Carnegie started work as a telegrapher, and by the 1860s had investments in railroads, railroad sleeping cars, bridges, and oil derricks. He built Pittsburgh’s Carnegie Steel Company (today known as U.S. Steel). Carnegie devoted the remainder of his life to large-scale philanthropy, with special emphasis building more than 3,000 libraries, promoting world peace, education, and scientific research.

One of Carnegie’s two great innovations was in the cheap and efficient mass production of steel by adopting and adapting the Bessemer process for steel making.

Carnegie’s second road to wealth was in his vertical integration of all suppliers of raw materials. In the late 1880s, Carnegie Steel was the largest manufacturer in the world of pig iron, steel railroad rails with a capacity to produce approximately 2,000 tons of pig metal per day.

In 1889, Carnegie was one of more than 50 members of the South Fork Fishing and Hunting Club, which has been blamed for the now-infamous Johnstown (Pennsylvania) Flood that killed 2,209 people when 20 million tons of water came pounding down from the South Fork Dam.

The South Fork Dam was 72 feet high and 931 feet long. Between 1881 when the club was opened, and 1889, the dam frequently sprang leaks and was patched, mostly with mud and straw.

Although Carnegie’s Cambria Iron and Steel’s facilities were heavily damaged by the flood, they returned to full production within a year. After the flood, Carnegie built Johnstown a new library to replace the one destroyed in the flood.

In 1892, the Homestead Strike was a bloody labor confrontation lasting 143 days in 1892, one of the most serious in U.S. history. The conflict was centered on Carnegie Steel’s main plant and grew out of a dispute between the National Amalgamated Association of Iron and Steel Workers and the Carnegie Steel Company.

After a recent increase in profits by 60 percent, the company refused to raise workers’ pay by more than 30 percent. When some of the workers demanded the full 60 percent, Chairman Henry Clay Frick locked out the union. Workers considered the stoppage a “lockout” by management, not a “strike” by workers. Frick brought in thousands of strikebreakers to work the steel mills, along with 300 Pinkerton agents from New York City and Chicago to safeguard them.

On July 6, a fight broke out in which 10 men — seven strikers and three Pinkertons, — were killed and hundreds were injured. Pennsylvania Gov. Robert Pattison ordered two brigades of state militia to the strike site.

Afterwards, the company successfully resumed operations with non-union immigrant employees in place of the Homestead plant workers, and Carnegie returned to the United States.
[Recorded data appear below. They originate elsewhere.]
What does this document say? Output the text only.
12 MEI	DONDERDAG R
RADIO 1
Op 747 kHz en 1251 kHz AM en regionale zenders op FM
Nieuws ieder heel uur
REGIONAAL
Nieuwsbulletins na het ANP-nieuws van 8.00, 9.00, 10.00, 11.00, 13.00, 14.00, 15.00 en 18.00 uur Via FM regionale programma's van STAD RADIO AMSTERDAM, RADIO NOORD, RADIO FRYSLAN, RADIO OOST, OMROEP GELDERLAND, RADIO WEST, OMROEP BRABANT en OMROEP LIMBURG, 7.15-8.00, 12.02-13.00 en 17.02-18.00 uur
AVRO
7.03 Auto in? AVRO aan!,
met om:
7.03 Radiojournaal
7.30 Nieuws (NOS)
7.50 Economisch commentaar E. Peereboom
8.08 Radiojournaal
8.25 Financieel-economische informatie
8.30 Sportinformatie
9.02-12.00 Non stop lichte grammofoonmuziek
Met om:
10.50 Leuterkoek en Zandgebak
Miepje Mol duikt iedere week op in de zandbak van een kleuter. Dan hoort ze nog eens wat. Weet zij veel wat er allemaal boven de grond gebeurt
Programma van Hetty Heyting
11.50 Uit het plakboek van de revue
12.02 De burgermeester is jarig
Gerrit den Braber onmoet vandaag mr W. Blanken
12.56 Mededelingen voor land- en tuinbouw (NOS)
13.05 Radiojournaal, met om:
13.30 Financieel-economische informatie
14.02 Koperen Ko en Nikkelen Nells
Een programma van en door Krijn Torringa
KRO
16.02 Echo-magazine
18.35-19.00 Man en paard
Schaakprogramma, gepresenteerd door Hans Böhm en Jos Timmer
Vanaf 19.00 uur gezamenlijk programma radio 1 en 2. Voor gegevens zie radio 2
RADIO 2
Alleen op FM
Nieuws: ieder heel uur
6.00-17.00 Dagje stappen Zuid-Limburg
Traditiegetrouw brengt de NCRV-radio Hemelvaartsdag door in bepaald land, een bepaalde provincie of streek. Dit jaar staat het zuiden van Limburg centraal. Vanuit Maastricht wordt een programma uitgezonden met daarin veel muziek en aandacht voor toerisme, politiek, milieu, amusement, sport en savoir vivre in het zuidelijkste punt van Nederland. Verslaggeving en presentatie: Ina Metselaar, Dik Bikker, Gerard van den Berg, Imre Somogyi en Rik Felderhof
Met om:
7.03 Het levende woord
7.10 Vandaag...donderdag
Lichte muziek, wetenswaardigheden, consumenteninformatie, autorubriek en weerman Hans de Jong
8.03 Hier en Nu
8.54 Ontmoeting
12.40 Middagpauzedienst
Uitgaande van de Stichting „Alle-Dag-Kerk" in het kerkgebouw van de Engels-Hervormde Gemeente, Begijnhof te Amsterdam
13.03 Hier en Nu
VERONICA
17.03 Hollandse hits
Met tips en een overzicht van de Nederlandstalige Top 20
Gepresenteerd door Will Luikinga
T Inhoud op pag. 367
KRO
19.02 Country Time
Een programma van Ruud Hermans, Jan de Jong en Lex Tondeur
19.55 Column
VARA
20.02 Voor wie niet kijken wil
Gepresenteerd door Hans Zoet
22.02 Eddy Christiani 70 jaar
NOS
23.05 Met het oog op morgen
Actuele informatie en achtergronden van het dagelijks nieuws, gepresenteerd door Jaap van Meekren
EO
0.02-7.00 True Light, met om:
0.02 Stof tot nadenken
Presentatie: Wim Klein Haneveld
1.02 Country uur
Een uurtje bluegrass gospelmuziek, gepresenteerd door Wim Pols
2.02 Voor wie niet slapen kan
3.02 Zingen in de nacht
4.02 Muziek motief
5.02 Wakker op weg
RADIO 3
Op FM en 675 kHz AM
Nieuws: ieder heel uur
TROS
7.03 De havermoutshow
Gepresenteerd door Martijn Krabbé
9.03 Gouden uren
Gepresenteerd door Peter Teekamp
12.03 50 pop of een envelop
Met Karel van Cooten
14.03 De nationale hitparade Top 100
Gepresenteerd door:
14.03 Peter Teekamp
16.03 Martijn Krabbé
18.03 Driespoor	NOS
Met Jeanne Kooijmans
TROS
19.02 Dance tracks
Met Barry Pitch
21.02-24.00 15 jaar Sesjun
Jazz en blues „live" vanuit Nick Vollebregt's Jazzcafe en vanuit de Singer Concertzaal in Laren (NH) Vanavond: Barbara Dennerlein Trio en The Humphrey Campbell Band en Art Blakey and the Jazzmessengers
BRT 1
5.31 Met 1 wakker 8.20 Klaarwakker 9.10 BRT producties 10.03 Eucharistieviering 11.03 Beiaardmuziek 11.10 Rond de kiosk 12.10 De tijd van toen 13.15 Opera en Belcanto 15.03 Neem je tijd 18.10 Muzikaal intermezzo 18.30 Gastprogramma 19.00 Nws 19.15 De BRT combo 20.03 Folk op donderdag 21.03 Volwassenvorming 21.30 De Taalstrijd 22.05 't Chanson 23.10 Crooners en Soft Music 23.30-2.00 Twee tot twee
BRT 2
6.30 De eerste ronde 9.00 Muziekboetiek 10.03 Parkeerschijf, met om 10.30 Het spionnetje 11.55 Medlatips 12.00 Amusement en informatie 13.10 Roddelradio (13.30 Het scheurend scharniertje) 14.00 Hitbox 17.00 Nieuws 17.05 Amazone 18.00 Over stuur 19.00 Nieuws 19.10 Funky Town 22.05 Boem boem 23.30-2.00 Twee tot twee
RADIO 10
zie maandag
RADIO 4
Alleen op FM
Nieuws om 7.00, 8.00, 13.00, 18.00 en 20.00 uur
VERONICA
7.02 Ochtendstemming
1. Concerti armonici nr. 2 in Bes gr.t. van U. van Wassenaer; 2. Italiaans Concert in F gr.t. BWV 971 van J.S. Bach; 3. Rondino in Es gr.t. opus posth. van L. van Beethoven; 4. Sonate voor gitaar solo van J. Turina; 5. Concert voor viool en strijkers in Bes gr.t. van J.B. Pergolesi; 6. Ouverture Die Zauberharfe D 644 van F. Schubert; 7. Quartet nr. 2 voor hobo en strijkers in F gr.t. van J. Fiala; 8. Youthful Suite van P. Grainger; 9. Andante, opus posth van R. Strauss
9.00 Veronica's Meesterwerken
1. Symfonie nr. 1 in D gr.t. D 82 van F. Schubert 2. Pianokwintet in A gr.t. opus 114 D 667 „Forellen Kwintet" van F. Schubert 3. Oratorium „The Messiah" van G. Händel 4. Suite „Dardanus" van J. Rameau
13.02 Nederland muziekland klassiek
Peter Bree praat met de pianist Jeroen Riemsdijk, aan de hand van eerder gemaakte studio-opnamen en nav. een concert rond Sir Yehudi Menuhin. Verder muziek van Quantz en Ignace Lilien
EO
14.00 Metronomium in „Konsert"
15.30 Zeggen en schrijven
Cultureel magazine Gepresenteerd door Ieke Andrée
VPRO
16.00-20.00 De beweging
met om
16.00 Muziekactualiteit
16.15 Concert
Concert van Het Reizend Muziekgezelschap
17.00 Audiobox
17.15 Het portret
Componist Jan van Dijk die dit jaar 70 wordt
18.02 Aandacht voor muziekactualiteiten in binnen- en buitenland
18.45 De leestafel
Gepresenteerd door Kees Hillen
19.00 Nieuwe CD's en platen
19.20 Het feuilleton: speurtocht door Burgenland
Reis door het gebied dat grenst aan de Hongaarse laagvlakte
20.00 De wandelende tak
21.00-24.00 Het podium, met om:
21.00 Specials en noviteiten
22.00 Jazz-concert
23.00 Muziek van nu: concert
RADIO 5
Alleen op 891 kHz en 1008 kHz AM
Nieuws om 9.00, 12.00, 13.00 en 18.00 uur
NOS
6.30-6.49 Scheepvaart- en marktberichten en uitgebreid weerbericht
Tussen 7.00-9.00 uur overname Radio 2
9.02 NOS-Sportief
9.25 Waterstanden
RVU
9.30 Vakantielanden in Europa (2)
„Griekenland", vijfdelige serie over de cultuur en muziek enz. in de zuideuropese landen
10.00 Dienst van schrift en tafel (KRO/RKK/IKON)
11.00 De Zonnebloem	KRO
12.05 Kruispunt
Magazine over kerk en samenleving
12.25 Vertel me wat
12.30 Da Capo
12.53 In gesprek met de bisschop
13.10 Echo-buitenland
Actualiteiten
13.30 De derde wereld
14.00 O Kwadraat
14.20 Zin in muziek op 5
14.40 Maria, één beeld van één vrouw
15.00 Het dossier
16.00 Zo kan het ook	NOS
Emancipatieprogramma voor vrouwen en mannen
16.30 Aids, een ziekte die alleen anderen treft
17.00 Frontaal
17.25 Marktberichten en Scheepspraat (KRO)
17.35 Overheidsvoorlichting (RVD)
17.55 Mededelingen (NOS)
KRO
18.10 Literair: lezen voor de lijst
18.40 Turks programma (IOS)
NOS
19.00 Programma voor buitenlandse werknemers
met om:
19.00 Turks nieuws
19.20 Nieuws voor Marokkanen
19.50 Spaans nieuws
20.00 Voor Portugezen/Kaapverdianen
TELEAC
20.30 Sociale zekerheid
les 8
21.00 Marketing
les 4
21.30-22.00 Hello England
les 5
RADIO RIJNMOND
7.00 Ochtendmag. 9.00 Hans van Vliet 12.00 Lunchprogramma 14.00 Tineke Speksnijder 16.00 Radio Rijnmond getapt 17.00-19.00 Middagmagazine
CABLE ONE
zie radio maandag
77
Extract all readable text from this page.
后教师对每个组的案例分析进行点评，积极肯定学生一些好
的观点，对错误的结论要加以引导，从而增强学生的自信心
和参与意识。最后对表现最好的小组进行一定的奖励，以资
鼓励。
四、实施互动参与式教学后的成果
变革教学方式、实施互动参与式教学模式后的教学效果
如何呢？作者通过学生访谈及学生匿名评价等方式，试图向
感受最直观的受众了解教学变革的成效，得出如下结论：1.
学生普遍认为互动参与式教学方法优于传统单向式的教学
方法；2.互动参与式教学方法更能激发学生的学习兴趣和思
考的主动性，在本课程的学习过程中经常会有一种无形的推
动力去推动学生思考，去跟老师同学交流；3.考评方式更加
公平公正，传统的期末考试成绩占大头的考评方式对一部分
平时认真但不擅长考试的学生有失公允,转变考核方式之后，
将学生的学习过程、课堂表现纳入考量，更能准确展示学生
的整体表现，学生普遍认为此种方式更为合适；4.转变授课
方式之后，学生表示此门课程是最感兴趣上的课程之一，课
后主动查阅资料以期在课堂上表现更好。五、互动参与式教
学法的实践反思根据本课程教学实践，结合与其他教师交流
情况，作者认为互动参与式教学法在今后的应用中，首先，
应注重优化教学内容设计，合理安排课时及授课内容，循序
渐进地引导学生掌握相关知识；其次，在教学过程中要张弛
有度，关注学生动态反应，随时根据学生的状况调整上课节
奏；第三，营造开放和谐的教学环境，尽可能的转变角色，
However, Carnegie’s reputation was permanently damaged by the Homestead events.

In 1901, Andrew Carnegie sold all of his holding to financier J.P. Morgan. To that date, the buyout was the largest such industrial takeover in United States history. The holdings were incorporated in the United States Steel Corporation, a trust organized by Morgan. Carnegie’s steel enterprises were bought out at a dollar figure equivalent to 12 times their annual earnings — $480 million (in 2017, $14.1 billion).

Carnegie’s final share of this amounted to $225,.6 million ($6.64 billion in 2017 money.)

Among his many philanthropic efforts, the establishment of more than 3,000 public libraries throughout the United States, Britain, Canada and other English-speaking countries was especially prominent. The first Carnegie library opened in 1883 in Dunfermline, Scotland, his birthplace.

Carnegie died on Aug. 11, 1919, at his estate in Lenox, Mass. From his vast fortune, Carnegie gave away $350.6 million of the $490 million he had from the sale of U.S. Steel. That amounts to $76.9 billion in today’s money. Carnegie is buried in Sleepy Hollow, only a few yards away from union organizer Samuel Gompers, another important figure of industry during the Gilded Age.